Но потом, отпечалившись по этому поводу, ты берёшь в руки камеру и уходишь бродить по пустынным улочкам, вдруг натыкаясь на тень от дерева, бронзовую ручку, отполированную до зеленоватого блеска, собаку, развалившуюся у покосившегося забора, гвоздь, торчащий из этого забора, дырку в нём же, сквозь которую можно заглянуть в божий мир с другой стороны, словом, оборачиваешься на никому не нужный, кроме тебя, хлам (Что другим не нужно – несите мне… Цветаева знала, о чём говорила). Или достаёшь покрытые пылью стекляшки, сооружаешь из них нечто и начинаешь ловить свет, ждать его, как ждёт любовник молодой минуты верного свиданья. Так рождается твой собственный мир, который, быть может, тоже никому не нужен, кроме тебя, но он есть, он существует, и без всякой оглядки на другие имена.
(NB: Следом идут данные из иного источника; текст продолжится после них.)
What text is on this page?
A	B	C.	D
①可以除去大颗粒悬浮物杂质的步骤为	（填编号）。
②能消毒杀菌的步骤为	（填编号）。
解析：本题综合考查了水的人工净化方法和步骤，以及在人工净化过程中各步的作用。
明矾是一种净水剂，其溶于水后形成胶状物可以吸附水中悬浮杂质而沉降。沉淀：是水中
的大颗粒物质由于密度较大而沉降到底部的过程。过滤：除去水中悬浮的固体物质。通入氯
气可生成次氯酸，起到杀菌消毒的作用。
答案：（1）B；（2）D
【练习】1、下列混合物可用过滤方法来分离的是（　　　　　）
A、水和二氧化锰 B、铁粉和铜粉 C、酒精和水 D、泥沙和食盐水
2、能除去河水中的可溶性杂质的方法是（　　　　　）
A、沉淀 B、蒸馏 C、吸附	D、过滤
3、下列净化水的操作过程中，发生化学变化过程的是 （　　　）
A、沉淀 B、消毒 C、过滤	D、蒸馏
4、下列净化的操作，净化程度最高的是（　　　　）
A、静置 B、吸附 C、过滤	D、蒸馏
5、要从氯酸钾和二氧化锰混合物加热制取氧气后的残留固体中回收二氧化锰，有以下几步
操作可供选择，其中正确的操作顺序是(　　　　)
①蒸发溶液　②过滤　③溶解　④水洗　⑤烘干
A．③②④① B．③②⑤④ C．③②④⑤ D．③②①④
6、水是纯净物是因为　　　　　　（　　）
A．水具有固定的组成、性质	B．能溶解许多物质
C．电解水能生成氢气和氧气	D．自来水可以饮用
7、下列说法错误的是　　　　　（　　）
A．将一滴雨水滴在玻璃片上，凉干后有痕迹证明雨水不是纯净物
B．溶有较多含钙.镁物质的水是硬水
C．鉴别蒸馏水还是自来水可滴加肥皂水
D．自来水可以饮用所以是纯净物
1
А всё-таки как же притягателен импрессионизм Сары Мун, подумаешь ты завтра, не оглядываясь и не сравнивая, просто из любви к фотографии.
Вишневое варенье
В нашем раю с сегодняшнего дня открыли сезон по сбору вишни и черешни, любезно сообщив об этом присланной открыткой, благодаря чему мы впервые попали на это мероприятие вовремя, а не под занавес, когда ты в лучшем случае можешь рассчитывать на потрескавшихся, истекающих соком сирот, которые оказались интересны только пчёлам, осам и мухам.
Так, вот, увидела я эти вишнёвые деревья, усыпанные ярко-красными точками, как будто природа взяла кропило и щедро побрызгала, благословляя на урожайность в этом году, и почувствовала, как древний инстинкт собирательства вдруг восстал во мне и вцепился намертво. За десять минут ведро вишни было собрано без малейших усилий, то есть, настолько без малейших, что запугивание всевышнего, мол, в поте лица будете добывать хлеб свой, показалось просто детской страшилкой. Я жаждала ещё и не хотела внимать голосу разума. Голос в мужнином лице пытался вразумить: больше не съесть, она испортится. Не успеет, парировала я, сварю варенье, то самое, русское варенье, вон, Фирс знает. Ты же не ешь варенье – следующий аргумент. Буду. Но сахар – это же белый яд. Пусть. Но диета. Плевать. Ну, а черешня как же? Этот вопрос заставил меня немного остыть. В самом деле, как? Черешню я люблю меньше, чем вишню, но всё ж таки. В холодильник это богатство не влезет даже в виде варенья. После долгих препирательств сошлись на ведре вишни и ведре черешни.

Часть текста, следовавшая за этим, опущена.